Lors de l’inauguration de l’œuvre le 11 octobre 2019, le peintre s’était réjoui de “dire oui aujourd’hui à quelque chose qui nous ressemble”, rapportait alors le New York Times. “Nous disons oui à l’inclusion. Nous disons oui à des notions élargies de ce que signifie être Américain·e.” L’artiste ajoutait ainsi, à travers son art, sa pièce à l’édifice de l’histoire des États-Unis et de la construction de son identité.
Après New York, la statue a trouvé sa place définitive dans l’État de Virginie, à Richmond, près du musée des Beaux-Arts de la ville, non loin d’une de ces statues à la gloire de la guerre de Sécession qui sont légion outre-Atlantique qui avait fait ressentir “de l’effroi et de la peur” à Kehinde Wiley, en tant qu’“homme noir”. De la même façon, Beyoncé transforme ses expériences racistes en un corpus d’œuvres puissantes et expressives. Sur Instagram, elle rappelle notamment les réactions racistes survenues après son interprétation du superbe “Daddy Lessons” avec The Chicks aux bien conservateurs CMA Awards de 2016.
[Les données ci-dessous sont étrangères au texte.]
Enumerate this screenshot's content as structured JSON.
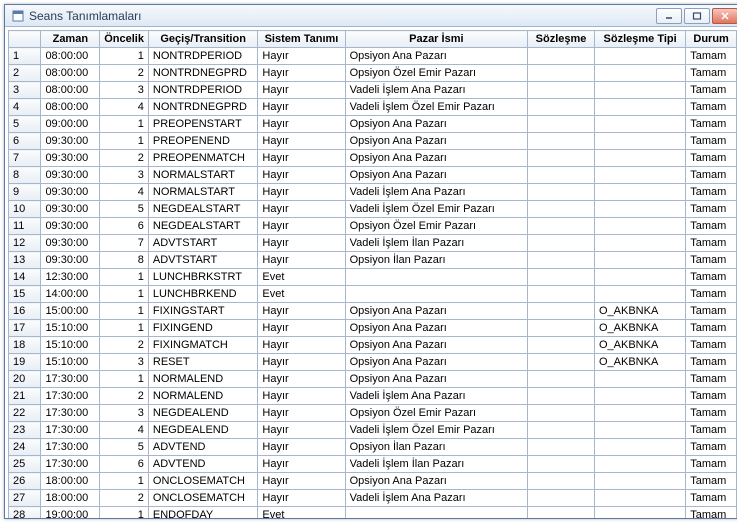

“C’est né d’une expérience que j’ai eue il y a des années où je ne me suis pas sentie la bienvenue. Il était très clair que je ne l’étais pas. Mais, à cause de cette expérience, j’ai plongé plus profondément dans l’histoire de la musique country et j’ai étudié nos riches archives musicales.
Les critiques auxquelles j’ai dû faire face lorsque j’ai abordé ce genre pour la première fois m’ont forcée à dépasser les limites qui m’avaient été imposées. Act II est le résultat du défi que je me suis lancé et du temps que j’ai pris pour plier et mélanger les genres afin de créer ce corpus d’œuvres.”
Au-delà de convoquer les monarques qui ont marqué l’histoire occidentale, les rodeo girls texanes et la mythologie autour de la country, n’oublions pas que la seule chose que fait Beyoncé, c’est avant tout faire du Beyoncé, et rien d’autre.